Sebelumnya, bursa saham Eropa juga tercatat mengalami tekanan, dengan Euro Stoxx50 Pr turun 1,93%, FTSE 100 2,47%, dan DAX 1,8%. Begitu juga dengan indeks di bursa saham Asia. Penurunan dipimpin Hang Seng 2,85%. Indeks harga saham negara berkembang jatuh ke zona merah, tercermin dari MSCI Asia Pacific yang terkoreksi 2,31%.

Tekanan di bursa saham global membesar setelah mata uang yuan turun ke bawah 7 per dolar, terendah dalam lebih dari satu dekade. Presiden Donald Trump menuding Tiongkok melakukan manipulasi nilai tukar mata uang, sebagai balasan atas pengenaan tarif 10% oleh AS untuk barang impor dari Tiongkok bernilai US$ 300 miliar.

Meskipun, Gubernur People’s Bank of China Yi Gang menyatakan tidak akan menggunakan nilai tukar mata uang sebagai alat di tengah memanasnya konflik dagang dengan AS.

(Baca: Yuan Jatuh Terendah Sejak Krisis 2008, Bursa Saham Asia Rontok)

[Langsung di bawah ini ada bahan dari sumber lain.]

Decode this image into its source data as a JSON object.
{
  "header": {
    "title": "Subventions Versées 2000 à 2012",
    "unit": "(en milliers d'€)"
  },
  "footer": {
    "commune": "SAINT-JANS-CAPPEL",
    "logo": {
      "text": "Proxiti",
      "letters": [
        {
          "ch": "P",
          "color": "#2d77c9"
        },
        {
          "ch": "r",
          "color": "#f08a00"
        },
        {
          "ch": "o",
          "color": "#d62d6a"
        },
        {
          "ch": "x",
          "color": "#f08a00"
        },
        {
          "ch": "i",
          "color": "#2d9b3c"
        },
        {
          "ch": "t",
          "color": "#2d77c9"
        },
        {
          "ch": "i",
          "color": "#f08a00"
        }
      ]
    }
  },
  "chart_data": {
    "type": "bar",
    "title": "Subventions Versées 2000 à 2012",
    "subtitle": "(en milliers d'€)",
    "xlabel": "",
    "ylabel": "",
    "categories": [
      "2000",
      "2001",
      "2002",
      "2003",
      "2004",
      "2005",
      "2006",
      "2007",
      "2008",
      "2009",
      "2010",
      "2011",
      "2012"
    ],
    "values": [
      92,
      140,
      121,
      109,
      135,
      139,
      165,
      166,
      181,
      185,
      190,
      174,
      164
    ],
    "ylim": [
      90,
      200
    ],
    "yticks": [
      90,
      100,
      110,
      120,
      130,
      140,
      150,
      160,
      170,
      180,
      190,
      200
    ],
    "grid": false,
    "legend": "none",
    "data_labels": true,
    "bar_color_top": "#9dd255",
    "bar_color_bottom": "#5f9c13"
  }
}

Bagaimanapun, pelaku pasar tetap mengantisipasi risiko perang mata uang. Para pelaku pasar bertaruh bank sentral AS, The Federal Reserve (The Fed) akan merespons dengan memangkas 100 basis point hingga Desember 2020, lebih tinggi dari yang diantisipasi sebelumnya.

Perang dagang kini menguat dan mungkin saja perang mata uang akan dimulai. Kedua-duanya tidak bagus untuk ekonomi global, dan keduanya akan menyakiti pasar modal,” kata Chief Investment Officer for Independent Advisor Alliance Chris Zaccarelli seperti dikutip Bloomberg, Selasa (6/8).

Seiring perkembangan ini, nilai tukar dolar AS melemah terhadap mata uang utama dunia. Saat berita ini ditulis, indeks DXY turun 0,31% ke posisi 97,22. Sedangkan yen Jepang meguat 0,25% dan harga emas di pasar spot naik 0,66% ke posisi 1.473 per ounce di tengah pencarian akan aset yang aman.